Throughout Unplugged 2.0, Hill labors to explain the effect of this to the audience: “I used to be a performer, and I really don’t consider myself a performer anymore. I had created this public persona, this public illusion, and it held me hostage.”
Despite accusations of failure, Hill has been anything but absent from the music world during the last two decades. She continues to work as a songwriter, composer and producer, collaborating with contemporary artists like Drake and ASAP Rocky. Feeley sees this move behind the scenes as perfectly reasonable for the Hill, now a mother to six children: “Touring, being a performer is the worst kind of lifestyle for someone with a family.”
Hill’s role as a mother is often overlooked, even though it was the inspiration behind one of her greatest hits, ‘To Zion.’ Hill, who welcomed her first child a year before Miseducation’s release, made a decision to pivot her career to be more amenable to her life as a parent.
“Hill’s career is a cautionary tale about the nonsense of having it all because you can’t. Mothers have to make choices, men have children and carry on, but the burden of judgement still falls on mothers,” says Feeley. Fans rejected the difficulty Hill experienced to juggle motherhood and her celebrity, instead chalking it up to her ineptitudes as an artist.
Hill’s frank discussion about this struggle suggested to many that she was experiencing a mental breakdown. The accusation was bolstered by Hill’s own references to “the people in [her] head,” on Unplugged 2.0. However, when heard in context, it seems obvious that she is referencing her conscience, not auditory hallucinations.
Feeley likens Hill’s experience of the music industry to the control Hollywood film studios had over the public messaging and personas of their talent. “While film stars pushed against the studio system [in the 1950s], it still persisted in the music industry,” says Feeley. “but all that has changed in the age of social media.”
Under studio control, an artist’s public messaging involves endless strategizing between marketing teams, publicists and studio heads to determine what the fanbase will respond to most. With social media, artists can bypass the studio bureaucracy and receive instant feedback via likes, faves and retweets.
Today, followers have become as important as music sales. In the age of social media, fans flock to celebrities who present a persona that moves away from studio-manufactured perfection. While there is a level of production behind the personas artists put on display in their Instagram feeds, fans have grown to expect the level of authenticity that Hill was giving to her fans all along. Ironically, public opinion tainted her message before she could benefit from the use of Twitter and Instagram. Her official social media pages mainly serve as a way to publicize shows or festivals she is involved with.

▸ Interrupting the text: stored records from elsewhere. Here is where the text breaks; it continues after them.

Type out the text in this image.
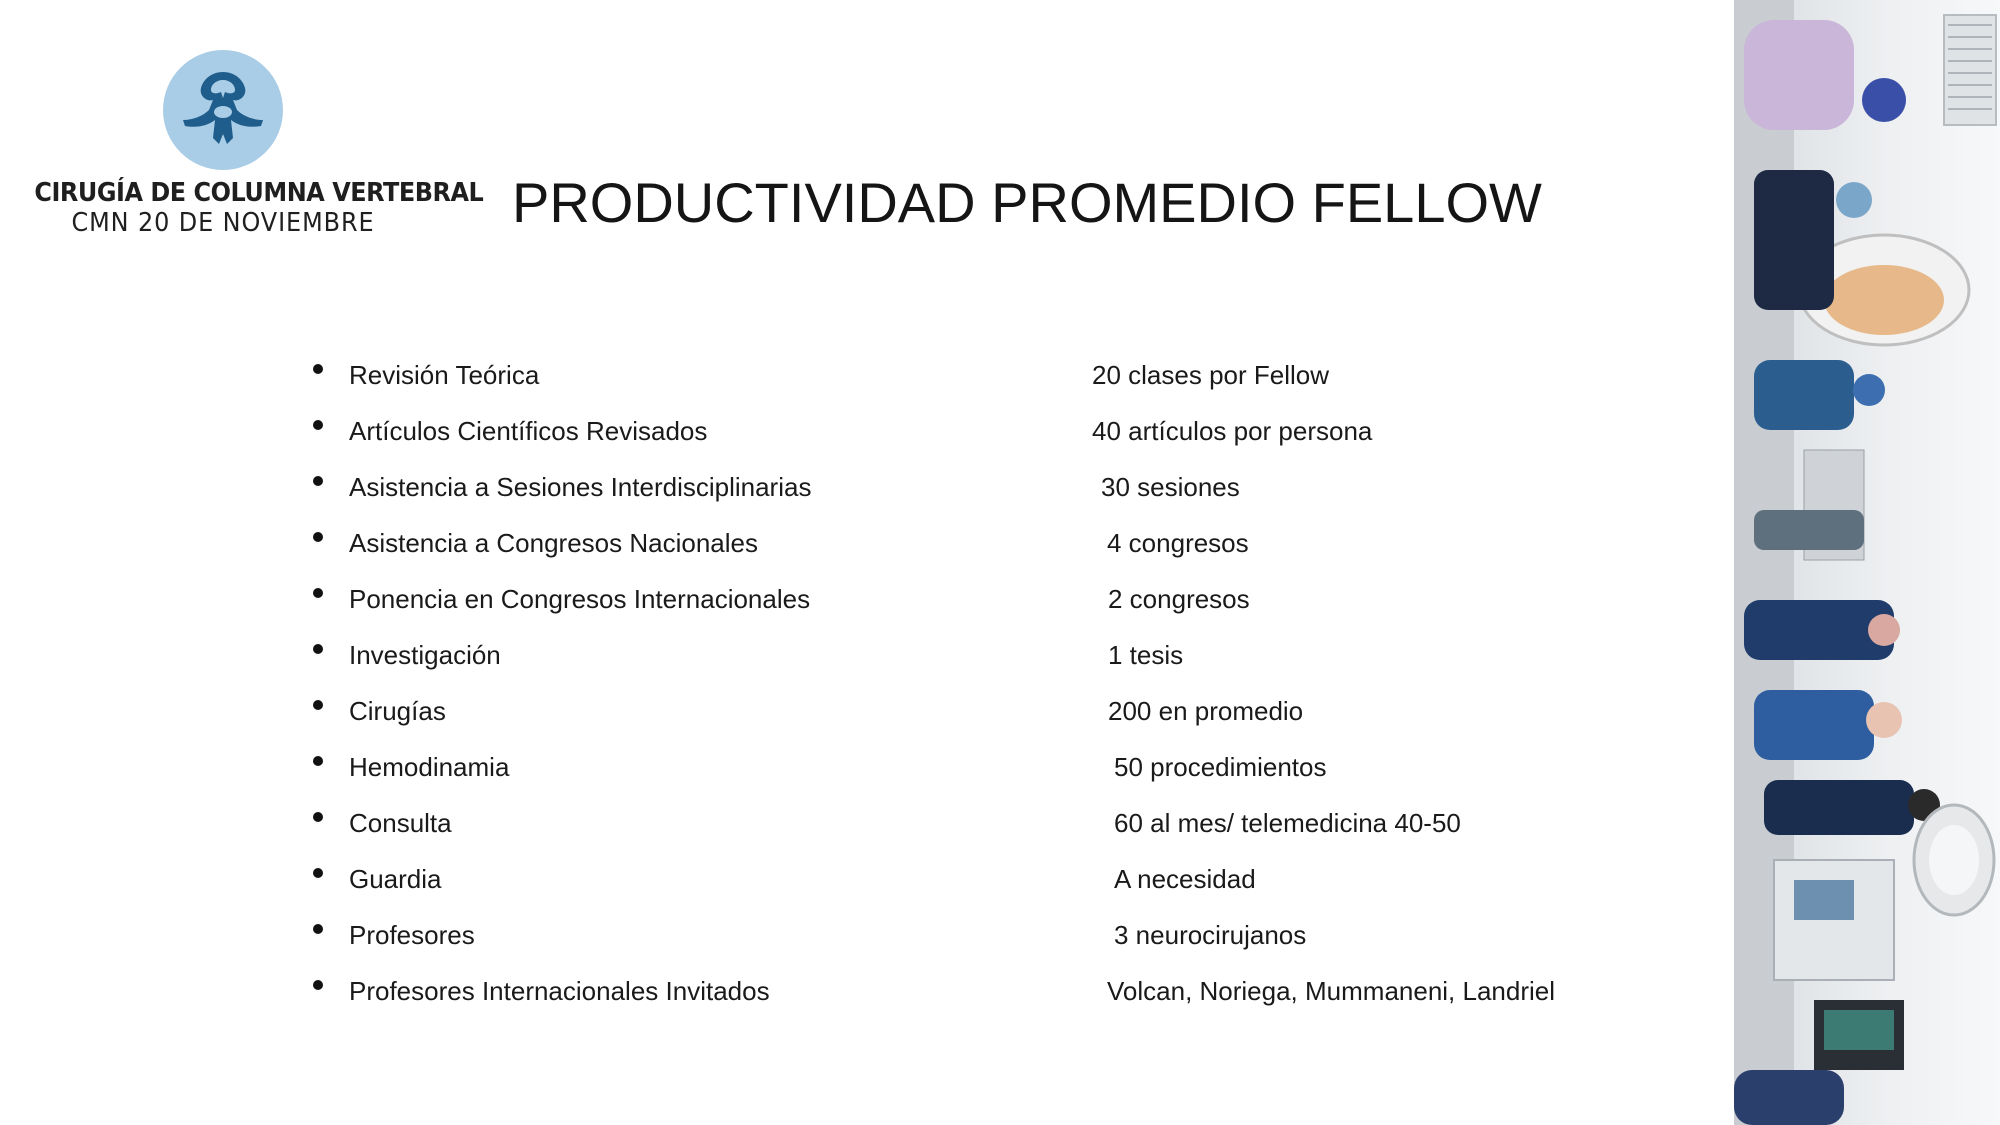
CIRUGÍA DE COLUMNA VERTEBRAL
CMN 20 DE NOVIEMBRE	PRODUCTIVIDAD PROMEDIO FELLOW
Revisión Teórica	20 clases por Fellow
Artículos Científicos Revisados	40 artículos por persona
Asistencia a Sesiones Interdisciplinarias	30 sesiones
Asistencia a Congresos Nacionales	4 congresos
Ponencia en Congresos Internacionales	2 congresos
Investigación	1 tesis
Cirugías	200 en promedio
Hemodinamia	50 procedimientos
Consulta	60 al mes/ telemedicina 40-50
Guardia	A necesidad
Profesores	3 neurocirujanos
Profesores Internacionales Invitados	Volcan, Noriega, Mummaneni, Landriel
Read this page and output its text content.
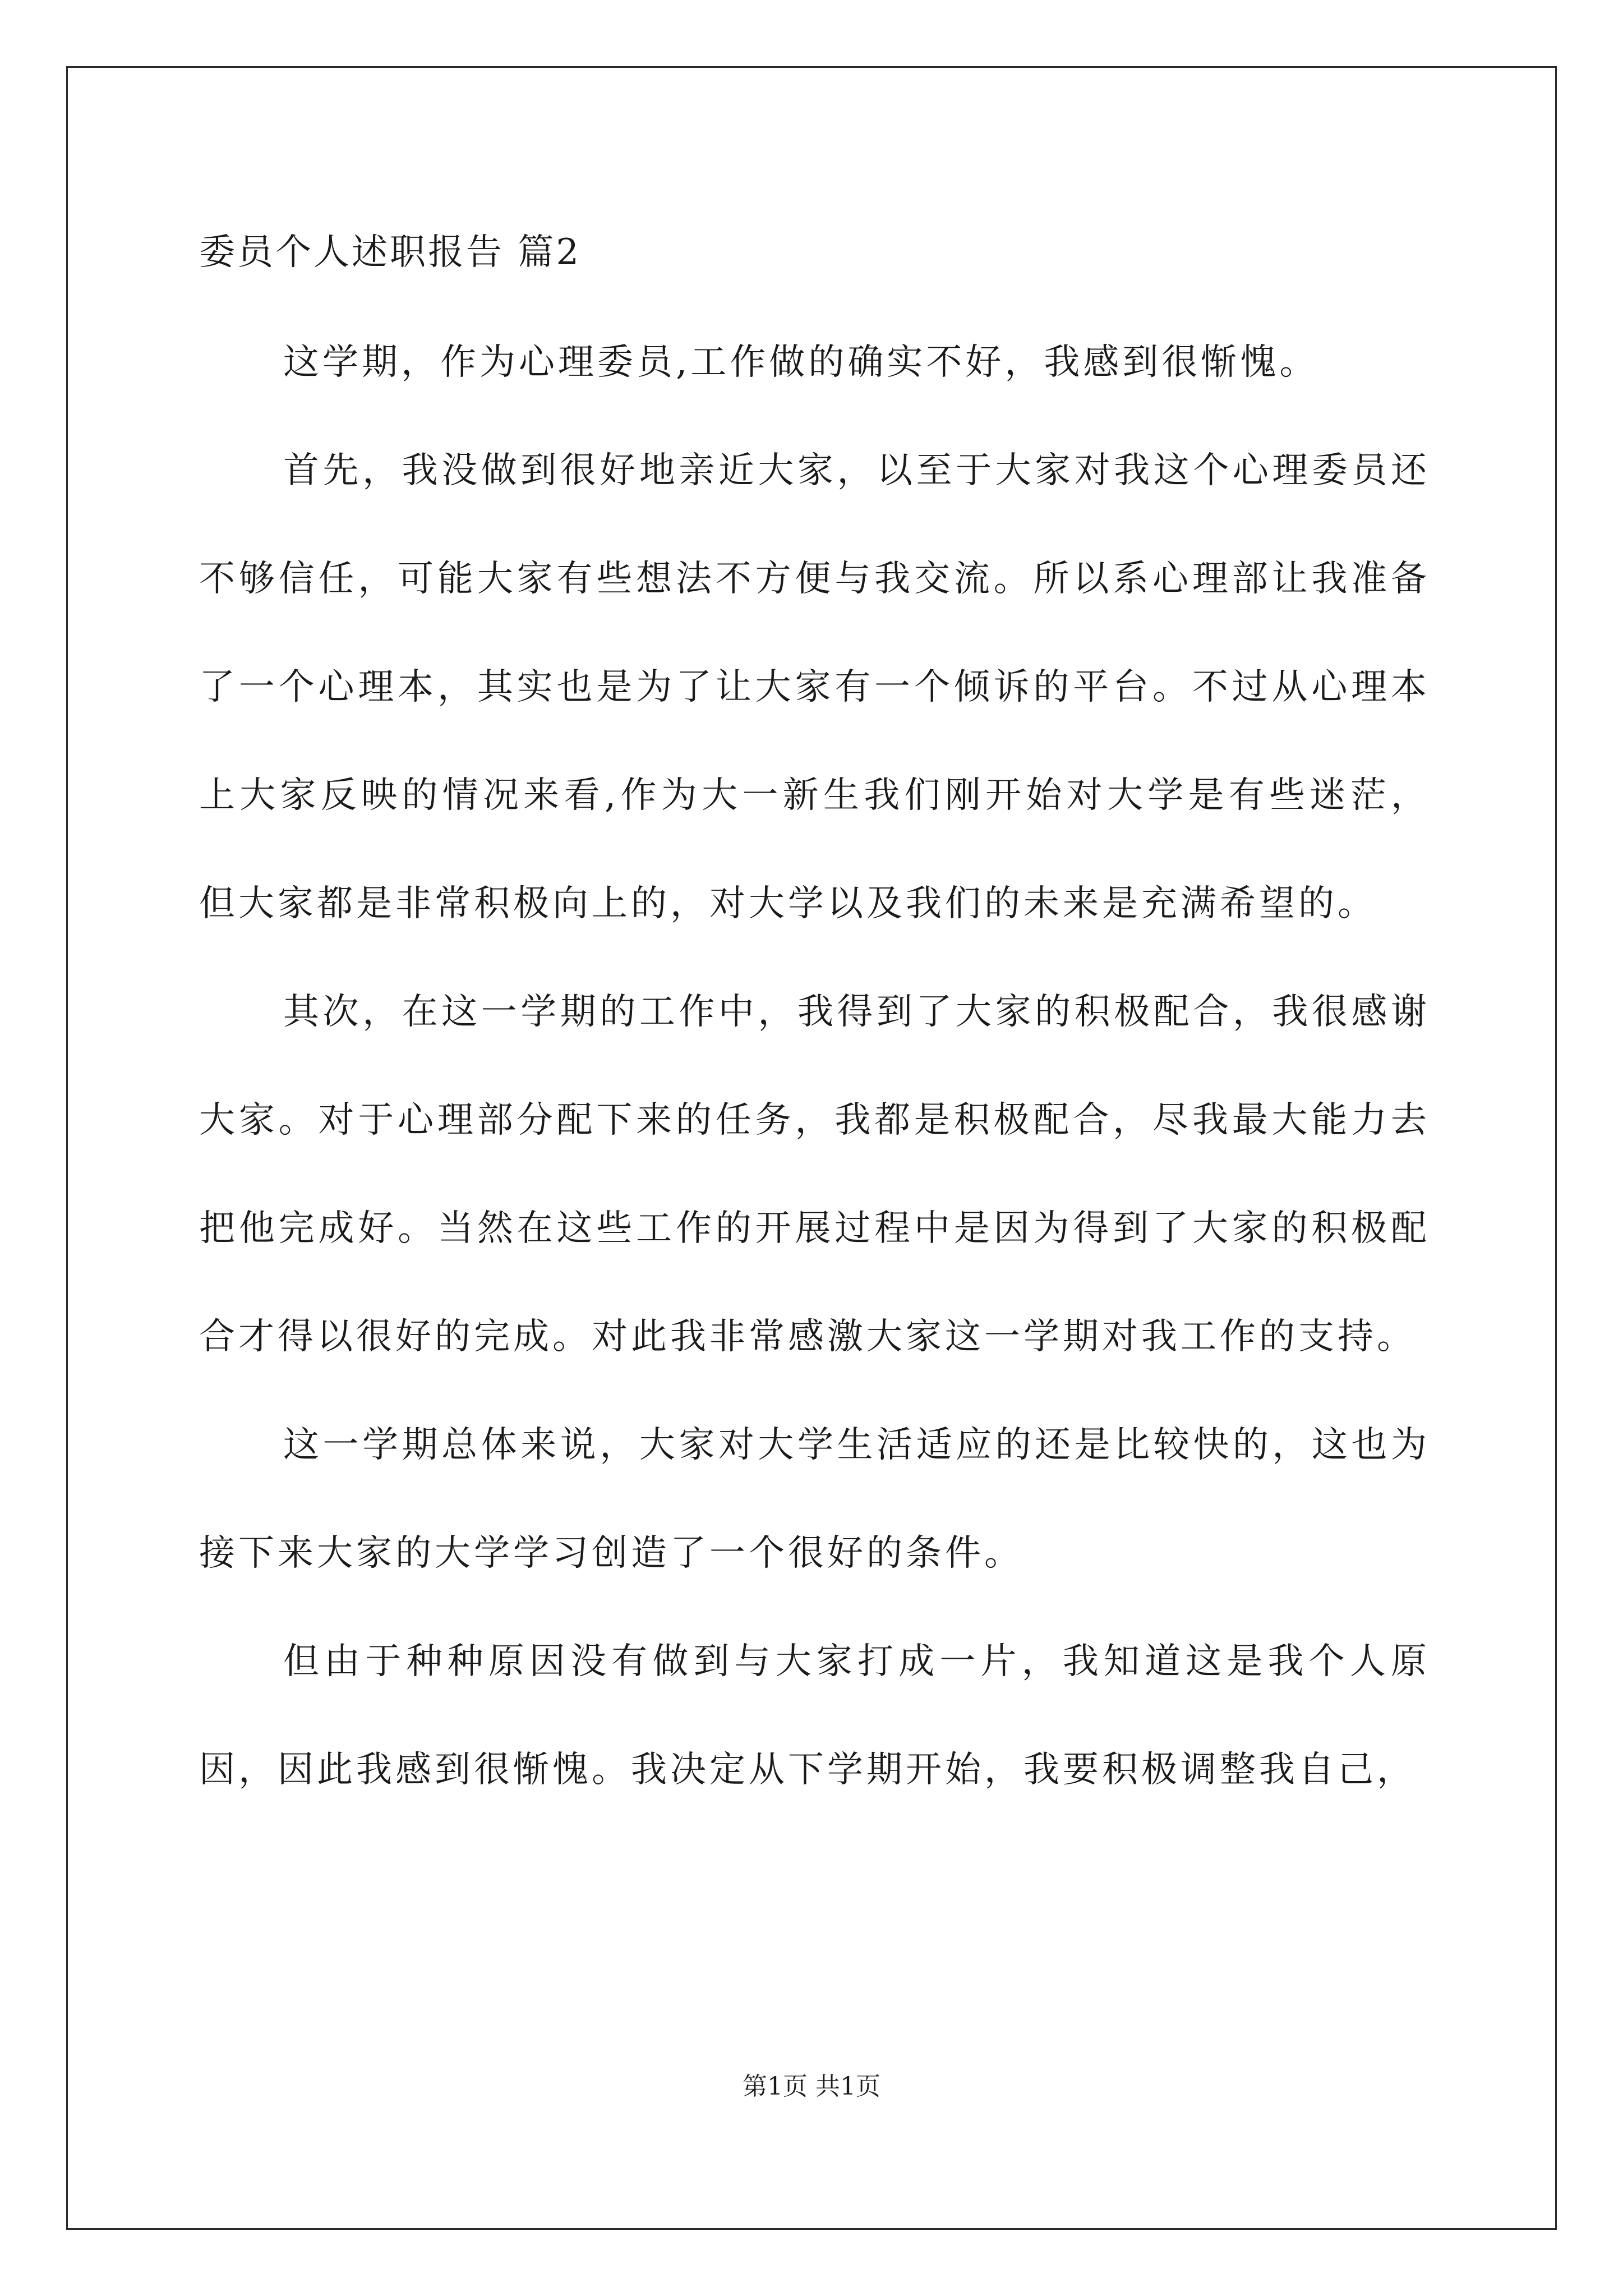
委员个人述职报告 篇2

这学期，作为心理委员,工作做的确实不好，我感到很惭愧。

首先，我没做到很好地亲近大家，以至于大家对我这个心理委员还不够信任，可能大家有些想法不方便与我交流。所以系心理部让我准备了一个心理本，其实也是为了让大家有一个倾诉的平台。不过从心理本上大家反映的情况来看,作为大一新生我们刚开始对大学是有些迷茫，但大家都是非常积极向上的，对大学以及我们的未来是充满希望的。

其次，在这一学期的工作中，我得到了大家的积极配合，我很感谢大家。对于心理部分配下来的任务，我都是积极配合，尽我最大能力去把他完成好。当然在这些工作的开展过程中是因为得到了大家的积极配合才得以很好的完成。对此我非常感激大家这一学期对我工作的支持。

这一学期总体来说，大家对大学生活适应的还是比较快的，这也为接下来大家的大学学习创造了一个很好的条件。

但由于种种原因没有做到与大家打成一片，我知道这是我个人原因，因此我感到很惭愧。我决定从下学期开始，我要积极调整我自己，

第1页 共1页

It is hard not to think about what Hill’s career could have been if she didn’t eschew the studio system. “Think of Beyoncé,” says Feeley. “She went through the system, did everything she was supposed to do, and now she’s so big that she can basically do whatever she wants. Her evolution is a different one but it’s really interesting because she now has control of her career and her messaging. It’s a different trajectory but they [Hill and Beyoncé] ended up in a similar place as social protest artists.”
Regardless of what could have been, Hill influenced an entire generation of hip-hop artists, who use their medium to critique the systemic failures and social issues. Ms Lauryn Hill was before her time and as she embarks on a world tour to commemorate Miseducation’s 20th anniversary, maybe critical fans are finally ready to respect her needs as an artist, rather than lament what they think they’re owed.